The obvious answer is graphs. But the far more useful answer is history.

"The server feels slow today" transforms into "memory usage has climbed steadily over the past two weeks and is now hitting the limit." That is a completely different, infinitely more actionable statement. A slow memory leak, a gradually filling disk, or a creeping increase in load average as traffic grows are completely invisible in a single htop snapshot. They are painfully obvious in a week-long graph.

Alerting: The part worth doing even minimally

Dashboards require a human to actively look at them. Alerting means the server actively tells you when something is wrong. Even a minimal Alertmanager setup with two or three rules firmly covers the situations that actually matter for a small VPS:

# alert.rules.yml
groups:
  - name: basic
    rules:
      - alert: DiskSpaceLow
        expr: node_filesystem_avail_bytes{mountpoint="/"} / node_filesystem_size_bytes{mountpoint="/"} < 0.10
        for: 30m
        annotations:
          summary: "Disk space below 10% on {{ $labels.instance }}"

      - alert: HighMemoryUsage
        expr: (1 - (node_memory_MemAvailable_bytes / node_memory_MemTotal_bytes)) > 0.90
        for: 15m
        annotations:
          summary: "Memory usage above 90% on {{ $labels.instance }}"
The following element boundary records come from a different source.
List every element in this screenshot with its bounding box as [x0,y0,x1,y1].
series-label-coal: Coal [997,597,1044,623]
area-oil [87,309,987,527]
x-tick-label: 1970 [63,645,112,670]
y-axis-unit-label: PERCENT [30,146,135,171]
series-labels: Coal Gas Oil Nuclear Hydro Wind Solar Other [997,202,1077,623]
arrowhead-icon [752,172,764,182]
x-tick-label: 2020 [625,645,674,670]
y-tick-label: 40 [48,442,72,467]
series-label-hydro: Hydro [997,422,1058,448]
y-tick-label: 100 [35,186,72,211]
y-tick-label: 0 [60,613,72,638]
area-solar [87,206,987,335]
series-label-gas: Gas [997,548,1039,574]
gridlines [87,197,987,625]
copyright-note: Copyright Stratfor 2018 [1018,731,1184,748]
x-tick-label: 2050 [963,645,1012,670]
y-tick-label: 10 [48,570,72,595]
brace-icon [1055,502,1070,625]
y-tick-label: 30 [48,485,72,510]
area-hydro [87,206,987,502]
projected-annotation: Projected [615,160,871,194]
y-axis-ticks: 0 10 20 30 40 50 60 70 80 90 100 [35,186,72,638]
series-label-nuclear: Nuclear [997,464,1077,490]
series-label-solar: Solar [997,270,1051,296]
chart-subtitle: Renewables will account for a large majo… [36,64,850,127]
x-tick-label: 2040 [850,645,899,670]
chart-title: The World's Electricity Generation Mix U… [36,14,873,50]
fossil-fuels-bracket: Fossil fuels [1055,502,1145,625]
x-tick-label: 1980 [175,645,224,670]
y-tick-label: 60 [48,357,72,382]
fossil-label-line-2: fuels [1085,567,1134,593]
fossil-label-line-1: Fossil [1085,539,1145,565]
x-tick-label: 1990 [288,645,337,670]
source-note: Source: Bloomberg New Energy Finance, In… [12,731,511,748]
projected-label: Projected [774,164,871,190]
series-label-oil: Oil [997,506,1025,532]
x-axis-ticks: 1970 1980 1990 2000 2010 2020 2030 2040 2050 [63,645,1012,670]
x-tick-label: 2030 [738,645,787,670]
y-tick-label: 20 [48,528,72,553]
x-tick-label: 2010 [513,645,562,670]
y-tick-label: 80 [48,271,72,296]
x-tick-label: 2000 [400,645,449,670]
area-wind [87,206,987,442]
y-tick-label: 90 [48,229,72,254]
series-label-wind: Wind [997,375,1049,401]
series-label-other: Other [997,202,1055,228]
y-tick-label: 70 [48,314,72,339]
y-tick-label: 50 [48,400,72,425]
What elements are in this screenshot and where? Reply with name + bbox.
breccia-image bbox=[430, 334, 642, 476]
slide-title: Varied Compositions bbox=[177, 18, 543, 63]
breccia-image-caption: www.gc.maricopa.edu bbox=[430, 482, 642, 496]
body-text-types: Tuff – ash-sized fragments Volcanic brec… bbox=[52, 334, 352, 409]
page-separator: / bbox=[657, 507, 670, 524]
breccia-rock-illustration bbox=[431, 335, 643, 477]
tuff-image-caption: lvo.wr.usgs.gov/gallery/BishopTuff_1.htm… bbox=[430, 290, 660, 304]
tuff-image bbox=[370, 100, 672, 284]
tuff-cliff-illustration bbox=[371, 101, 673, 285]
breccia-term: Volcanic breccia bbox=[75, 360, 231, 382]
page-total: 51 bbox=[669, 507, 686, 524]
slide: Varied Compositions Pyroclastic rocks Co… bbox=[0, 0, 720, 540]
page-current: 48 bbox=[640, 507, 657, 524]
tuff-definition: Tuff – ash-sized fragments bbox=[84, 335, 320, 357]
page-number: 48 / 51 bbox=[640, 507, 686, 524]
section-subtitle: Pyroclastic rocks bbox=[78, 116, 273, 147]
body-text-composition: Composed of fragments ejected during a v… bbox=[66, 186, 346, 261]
These two rules alone catch the two most common "the server has been slowly degrading and nobody noticed" scenarios. Alertmanager can then route that alert to email, Slack, or a webhook—whatever actually gets your attention.

Scaling it up costs nothing extra later

The absolute best reason this is worth setting up for one server is that the core setup does not change when a second server shows up. It just gets another scrape_configs entry and another node_exporter installation.

There is no massive "monitoring project" to kick off later. There is no painful migration from "no monitoring" to "monitoring." You just append one more target in a config file that was already there. Starting with one server means the second, third, and tenth servers seamlessly join a system that already works perfectly, rather than serving as the panic trigger to build one under pressure.